Prison de Dakar : Tabaski Ngom, inculpée pour blanchiment, agressée une détenue enceinte de 8 mois

Un climat de tension extrême a régné au Pavillon spécial de la Maison d’arrêt et de correction de Dakar, où une altercation violente a opposé deux détenues le 30 août 2026. L’incident, qui a impliqué Tabaski Ngom, a entraîné l’hospitalisation d’urgence d’une jeune femme enceinte de huit mois et la saisine immédiate du Parquet.

Une décision administrative à l’origine du drame

Les faits remontent à une réorganisation interne de l’établissement pénitentiaire. Pour des raisons de sécurité, la direction a ordonné le transfert de la détenue A. Diatta, âgée de 21 ans et enceinte de huit mois, dans la chambre occupée par Tabaski Ngom, inspectrice du Trésor. Selon les sources de l’administration pénitentiaire, cette dernière, décrite comme ayant un « caractère querelleur », s’est vivement opposée à cette mesure. Elle aurait même menacé de s’en prendre physiquement à sa future codétenue si celle-ci tentait de pénétrer dans la cellule.

Passage à l’acte et intervention des forces de l’ordre

La situation a rapidement dégénéré. Tabaski Ngom est passée à l’acte en projetant au sol la jeune femme enceinte et en lui portant des coups. Face à la rébellion de l’inspectrice du Trésor, l’officier de permanence et le chef de poste ont tenté de s’interposer. C’est uniquement grâce à l’intervention rapide du directeur de l’établissement que le pire a été évité. La victime, A. Diatta, a été immédiatement évacuée vers l’Hôpital principal de Dakar pour y recevoir les soins nécessaires.
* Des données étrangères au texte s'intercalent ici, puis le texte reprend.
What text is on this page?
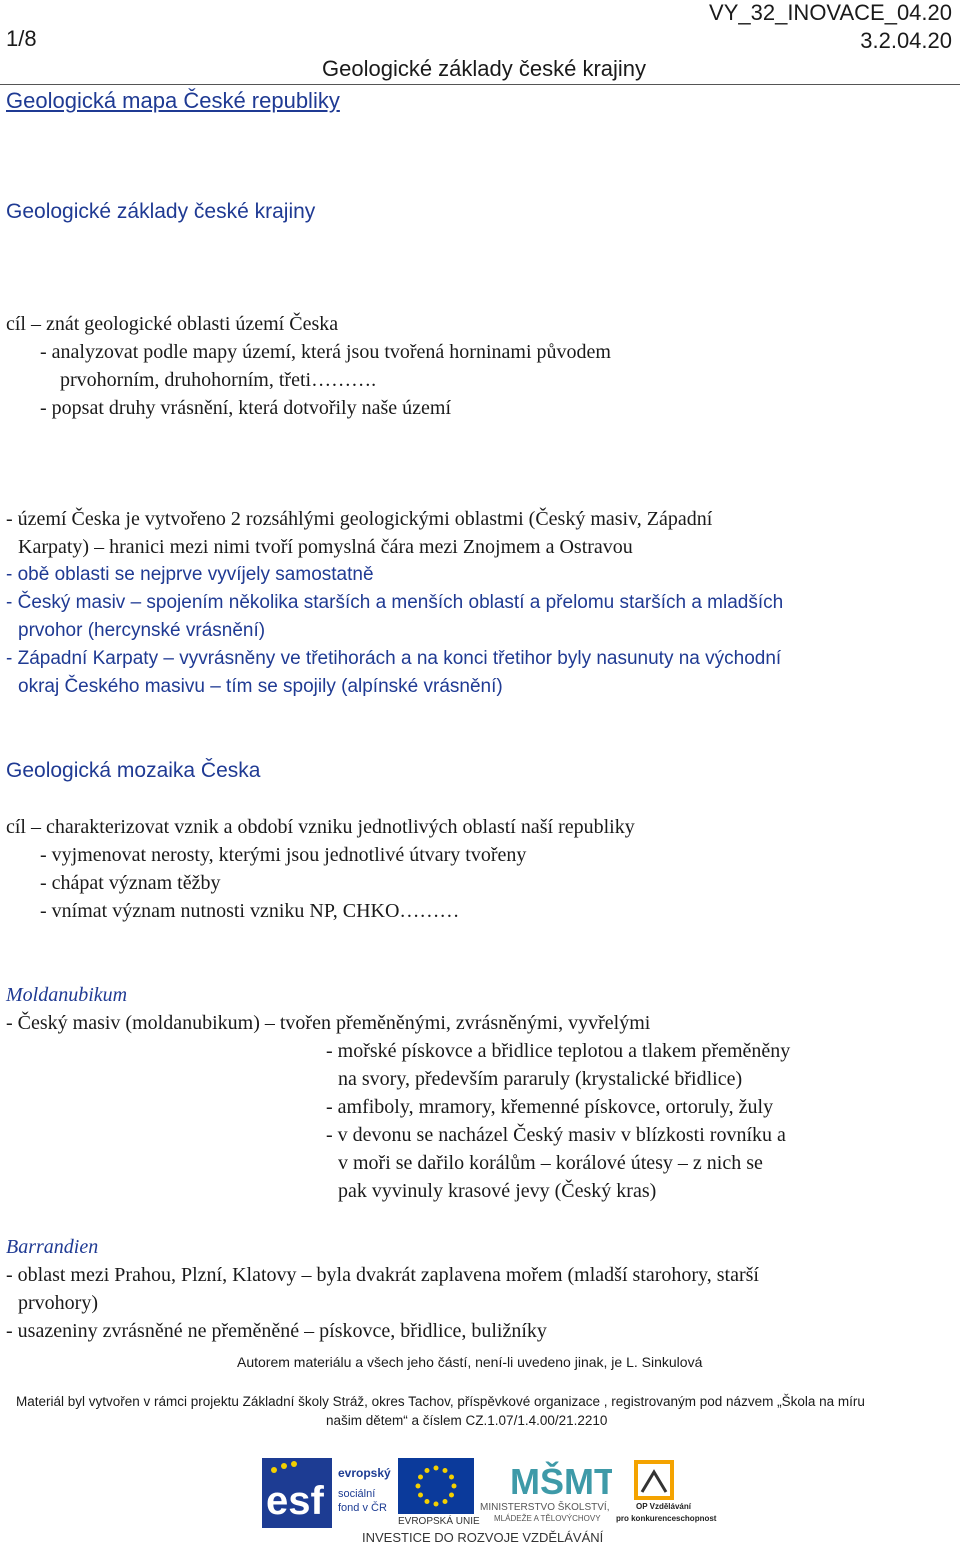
1/8
VY_32_INOVACE_04.20
3.2.04.20
Geologické základy české krajiny
Geologická mapa České republiky
Geologické základy české krajiny
cíl – znát geologické oblasti území Česka
- analyzovat podle mapy území, která jsou tvořená horninami původem
prvohorním, druhohorním, třeti……….
- popsat druhy vrásnění, která dotvořily naše území
- území Česka je vytvořeno 2 rozsáhlými geologickými oblastmi (Český masiv, Západní
Karpaty) – hranici mezi nimi tvoří pomyslná čára mezi Znojmem a Ostravou
- obě oblasti se nejprve vyvíjely samostatně
- Český masiv – spojením několika starších a menších oblastí a přelomu starších a mladších
prvohor (hercynské vrásnění)
- Západní Karpaty – vyvrásněny ve třetihorách a na konci třetihor byly nasunuty na východní
okraj Českého masivu – tím se spojily (alpínské vrásnění)
Geologická mozaika Česka
cíl – charakterizovat vznik a období vzniku jednotlivých oblastí naší republiky
- vyjmenovat nerosty, kterými jsou jednotlivé útvary tvořeny
- chápat význam těžby
- vnímat význam nutnosti vzniku NP, CHKO………
Moldanubikum
- Český masiv (moldanubikum) – tvořen přeměněnými, zvrásněnými, vyvřelými
- mořské pískovce a břidlice teplotou a tlakem přeměněny
na svory, především pararuly (krystalické břidlice)
- amfiboly, mramory, křemenné pískovce, ortoruly, žuly
- v devonu se nacházel Český masiv v blízkosti rovníku a
v moři se dařilo korálům – korálové útesy – z nich se
pak vyvinuly krasové jevy (Český kras)
Barrandien
- oblast mezi Prahou, Plzní, Klatovy – byla dvakrát zaplavena mořem (mladší starohory, starší
prvohory)
- usazeniny zvrásněné ne přeměněné – pískovce, břidlice, buližníky
Autorem materiálu a všech jeho částí, není-li uvedeno jinak, je L. Sinkulová
Materiál byl vytvořen v rámci projektu Základní školy Stráž, okres Tachov, příspěvkové organizace , registrovaným pod názvem „Škola na míru
našim dětem“ a číslem CZ.1.07/1.4.00/21.2210
esf
evropský
sociální
fond v ČR
EVROPSKÁ UNIE
MŠMT
MINISTERSTVO ŠKOLSTVÍ,
MLÁDEŽE A TĚLOVÝCHOVY
OP Vzdělávání
pro konkurenceschopnost
INVESTICE DO ROZVOJE VZDĚLÁVÁNÍ
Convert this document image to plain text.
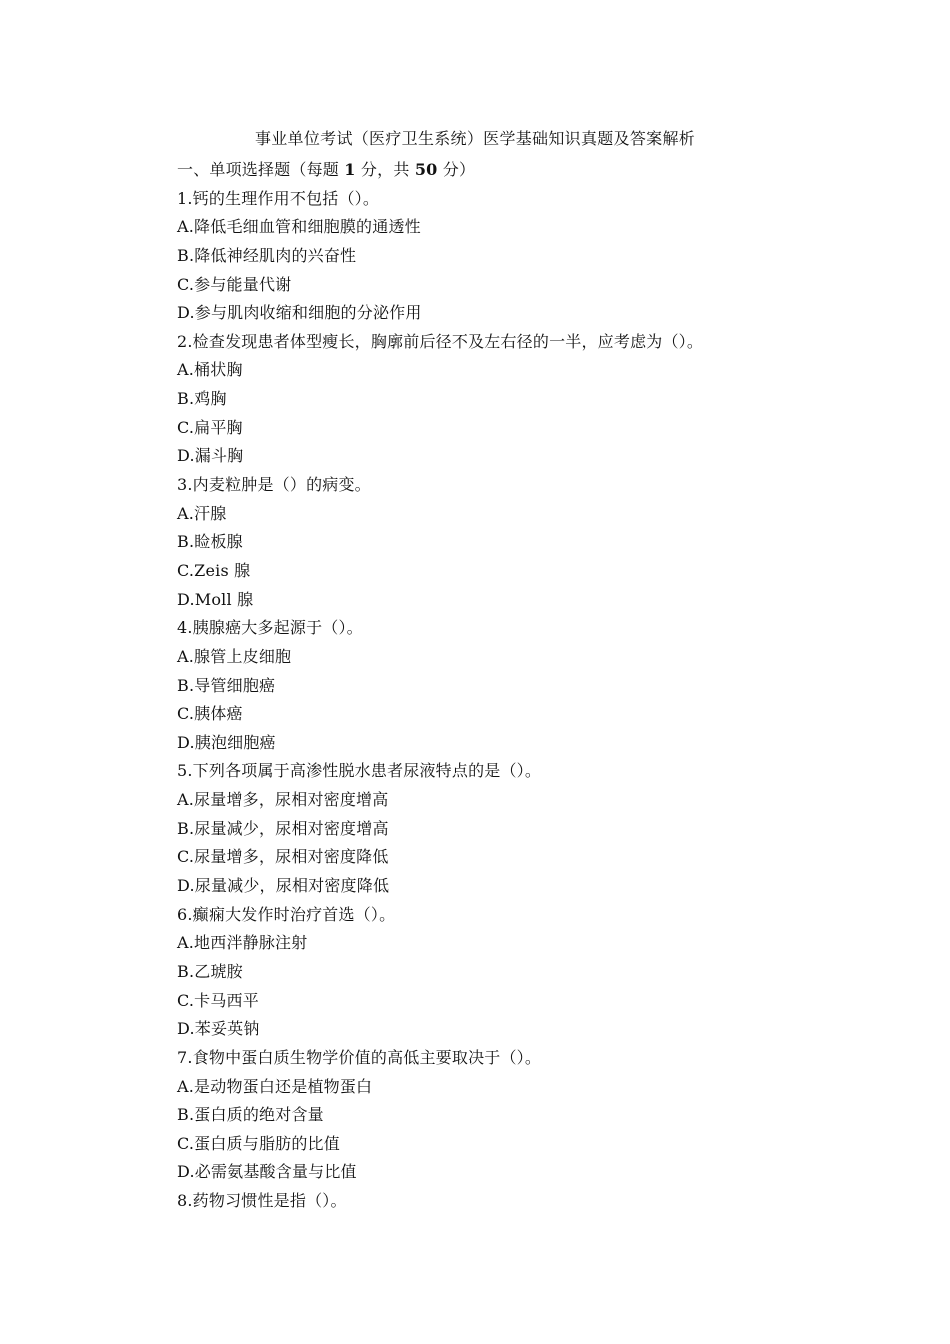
事业单位考试（医疗卫生系统）医学基础知识真题及答案解析
一、单项选择题（每题 1 分，共 50 分）
1.钙的生理作用不包括（）。
A.降低毛细血管和细胞膜的通透性
B.降低神经肌肉的兴奋性
C.参与能量代谢
D.参与肌肉收缩和细胞的分泌作用
2.检查发现患者体型瘦长，胸廓前后径不及左右径的一半，应考虑为（）。
A.桶状胸
B.鸡胸
C.扁平胸
D.漏斗胸
3.内麦粒肿是（）的病变。
A.汗腺
B.睑板腺
C.Zeis 腺
D.Moll 腺
4.胰腺癌大多起源于（）。
A.腺管上皮细胞
B.导管细胞癌
C.胰体癌
D.胰泡细胞癌
5.下列各项属于高渗性脱水患者尿液特点的是（）。
A.尿量增多，尿相对密度增高
B.尿量减少，尿相对密度增高
C.尿量增多，尿相对密度降低
D.尿量减少，尿相对密度降低
6.癫痫大发作时治疗首选（）。
A.地西泮静脉注射
B.乙琥胺
C.卡马西平
D.苯妥英钠
7.食物中蛋白质生物学价值的高低主要取决于（）。
A.是动物蛋白还是植物蛋白
B.蛋白质的绝对含量
C.蛋白质与脂肪的比值
D.必需氨基酸含量与比值
8.药物习惯性是指（）。
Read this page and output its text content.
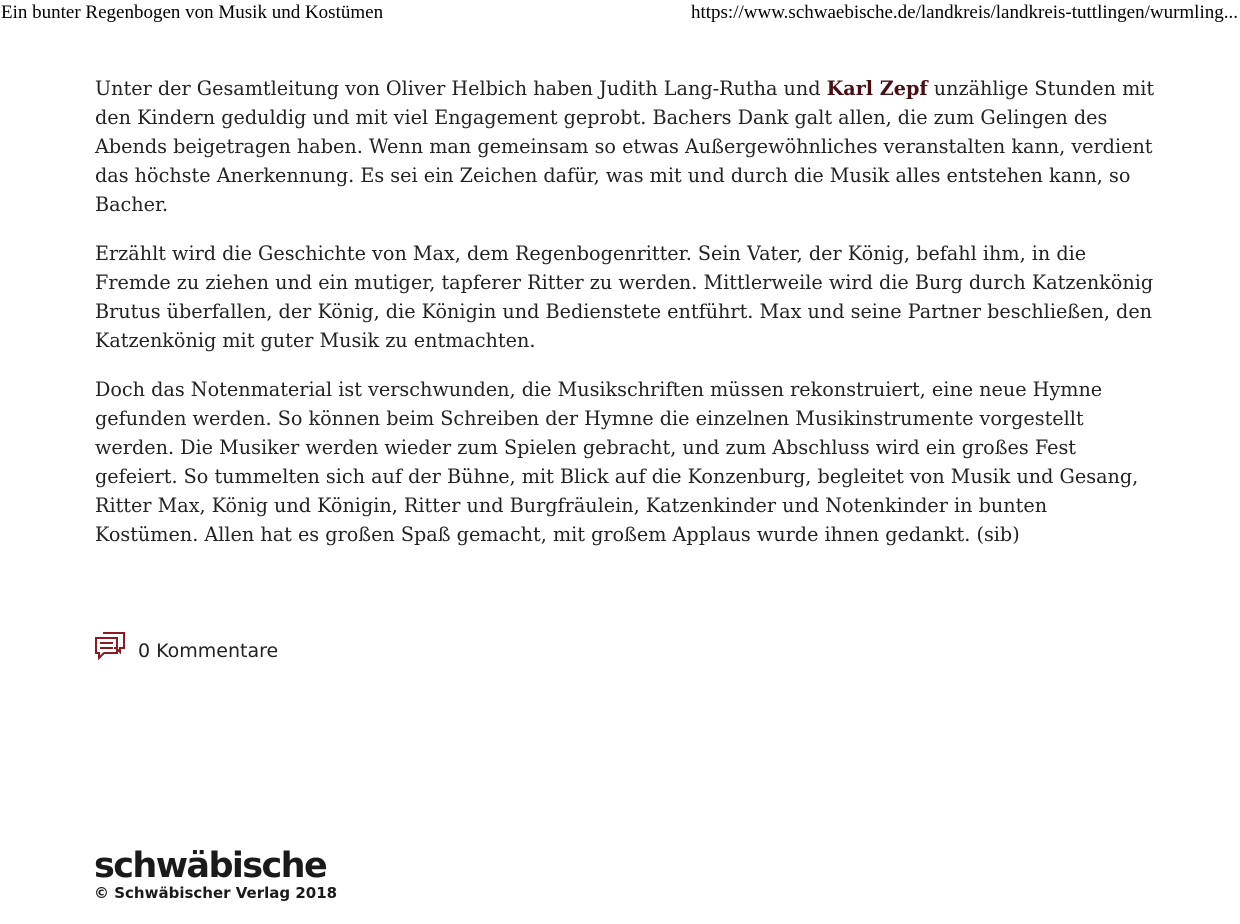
Ein bunter Regenbogen von Musik und Kostümen	https://www.schwaebische.de/landkreis/landkreis-tuttlingen/wurmling...

Unter der Gesamtleitung von Oliver Helbich haben Judith Lang-Rutha und Karl Zepf unzählige Stunden mit den Kindern geduldig und mit viel Engagement geprobt. Bachers Dank galt allen, die zum Gelingen des Abends beigetragen haben. Wenn man gemeinsam so etwas Außergewöhnliches veranstalten kann, verdient das höchste Anerkennung. Es sei ein Zeichen dafür, was mit und durch die Musik alles entstehen kann, so Bacher.

Erzählt wird die Geschichte von Max, dem Regenbogenritter. Sein Vater, der König, befahl ihm, in die Fremde zu ziehen und ein mutiger, tapferer Ritter zu werden. Mittlerweile wird die Burg durch Katzenkönig Brutus überfallen, der König, die Königin und Bedienstete entführt. Max und seine Partner beschließen, den Katzenkönig mit guter Musik zu entmachten.

Doch das Notenmaterial ist verschwunden, die Musikschriften müssen rekonstruiert, eine neue Hymne gefunden werden. So können beim Schreiben der Hymne die einzelnen Musikinstrumente vorgestellt werden. Die Musiker werden wieder zum Spielen gebracht, und zum Abschluss wird ein großes Fest gefeiert. So tummelten sich auf der Bühne, mit Blick auf die Konzenburg, begleitet von Musik und Gesang, Ritter Max, König und Königin, Ritter und Burgfräulein, Katzenkinder und Notenkinder in bunten Kostümen. Allen hat es großen Spaß gemacht, mit großem Applaus wurde ihnen gedankt. (sib)

0 Kommentare
schwäbische
© Schwäbischer Verlag 2018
« Le certificat médical concernant A. Diatta reste suspendu à des examens cliniques et échographiques pour déterminer l’incapacité temporaire de travail. »

Une mise à disposition judiciaire et un passif judiciaire lourd

Suite à la saisine formelle du directeur de la Maison d’arrêt, le commissaire d’arrondissement du Plateau a agi le 2 septembre 2026 à 20h30. Sur instructions du Parquet, Tabaski Ngom a été mise à la disposition du commissariat de Grand Yoff après notification de ses droits. Ce document judiciaire révèle par ailleurs que la mise en cause n’est pas une inconnue pour la justice : elle est déjà inculpée par le juge d’instruction du 5ème cabinet du Pool judiciaire financier pour association de malfaiteurs, blanchiment de capitaux et détournement de deniers publics. Elle devrait être déférée au parquet ce vendredi, où elle devra désormais répondre également des violences infligées à sa codétenue.